Fan stood beside it, gazing out anxiously through a crack between the high, rough boards till the boys returned all breathless with running, to report, "No Toy and no dolls to be seen anywhere."
"But don't cry," added Cyril, seeing Fan's lips tremble ominously; "she'll come back when she wants her supper; you bet."
"It's wicked to bet," remarked Don virtuously.
"I didn't," said Cyril, "come let's go play in the grove.

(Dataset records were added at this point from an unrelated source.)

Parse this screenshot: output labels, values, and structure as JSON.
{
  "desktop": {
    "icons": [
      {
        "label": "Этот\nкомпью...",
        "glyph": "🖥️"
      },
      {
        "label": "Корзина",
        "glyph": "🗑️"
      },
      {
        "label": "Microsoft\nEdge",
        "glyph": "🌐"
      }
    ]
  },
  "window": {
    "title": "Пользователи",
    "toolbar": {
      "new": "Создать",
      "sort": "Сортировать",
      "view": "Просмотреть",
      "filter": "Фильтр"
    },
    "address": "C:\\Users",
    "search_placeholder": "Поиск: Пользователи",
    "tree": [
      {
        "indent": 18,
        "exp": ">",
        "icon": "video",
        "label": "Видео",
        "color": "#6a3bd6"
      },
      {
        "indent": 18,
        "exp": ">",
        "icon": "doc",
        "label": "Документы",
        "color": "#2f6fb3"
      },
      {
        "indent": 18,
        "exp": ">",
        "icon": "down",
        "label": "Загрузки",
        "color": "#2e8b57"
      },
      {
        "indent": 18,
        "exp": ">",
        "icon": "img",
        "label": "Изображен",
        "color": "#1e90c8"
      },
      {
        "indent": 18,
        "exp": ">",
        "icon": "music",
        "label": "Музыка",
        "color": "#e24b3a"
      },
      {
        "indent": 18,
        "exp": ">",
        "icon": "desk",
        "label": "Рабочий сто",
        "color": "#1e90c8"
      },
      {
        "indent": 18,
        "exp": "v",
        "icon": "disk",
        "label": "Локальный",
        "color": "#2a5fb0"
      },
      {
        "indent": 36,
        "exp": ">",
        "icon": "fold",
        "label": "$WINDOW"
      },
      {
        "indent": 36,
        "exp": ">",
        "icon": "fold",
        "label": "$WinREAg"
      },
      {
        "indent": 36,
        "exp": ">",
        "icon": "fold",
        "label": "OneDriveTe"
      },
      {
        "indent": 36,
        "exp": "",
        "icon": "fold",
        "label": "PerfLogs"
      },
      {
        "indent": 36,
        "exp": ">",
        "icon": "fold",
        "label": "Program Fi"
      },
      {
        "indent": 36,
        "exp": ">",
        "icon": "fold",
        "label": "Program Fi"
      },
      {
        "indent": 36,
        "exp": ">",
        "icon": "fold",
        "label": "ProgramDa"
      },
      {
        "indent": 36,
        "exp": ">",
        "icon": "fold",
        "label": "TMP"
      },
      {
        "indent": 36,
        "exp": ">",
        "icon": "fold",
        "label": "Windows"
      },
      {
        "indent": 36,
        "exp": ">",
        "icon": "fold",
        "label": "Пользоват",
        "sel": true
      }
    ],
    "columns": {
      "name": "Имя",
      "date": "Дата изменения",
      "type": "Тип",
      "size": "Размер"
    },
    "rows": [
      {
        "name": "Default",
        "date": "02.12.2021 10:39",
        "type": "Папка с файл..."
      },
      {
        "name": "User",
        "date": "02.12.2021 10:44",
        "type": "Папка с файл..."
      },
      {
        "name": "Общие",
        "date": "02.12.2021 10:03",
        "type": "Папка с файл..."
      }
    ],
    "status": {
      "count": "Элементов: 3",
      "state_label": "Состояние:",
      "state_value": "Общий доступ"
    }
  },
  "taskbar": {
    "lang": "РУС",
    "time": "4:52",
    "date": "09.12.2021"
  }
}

I'll bend down a tree and give you a nice ride, Fan."
Gotobed Lightcap had just finished a job, and pausing a moment to rest, was wiping the perspiration from his brow with a rather dilapidated specimen of pocket-handkerchief, when a cat darted in at the open door, ran round the smithy in a frightened way, then lay down on the floor and rolled and squirmed kicking its feet in the air in the evident effort to rid itself of something tied to its back.
With a single stride Gotobed was at the side of the struggling animal.
He took it up and in a few seconds had relieved it of its hated incumbrance.
"It's them Keith children's pet cat," he said half aloud, "and they've been a tyin' some of their doll babies onto it. There you kin go, puss; don't take up yer lodgin' here; for we've cats enough o' our own.
"Eh! what's this?" as his eye fell on the letter and he recognized his own awkward, ill-shaped hieroglyphics.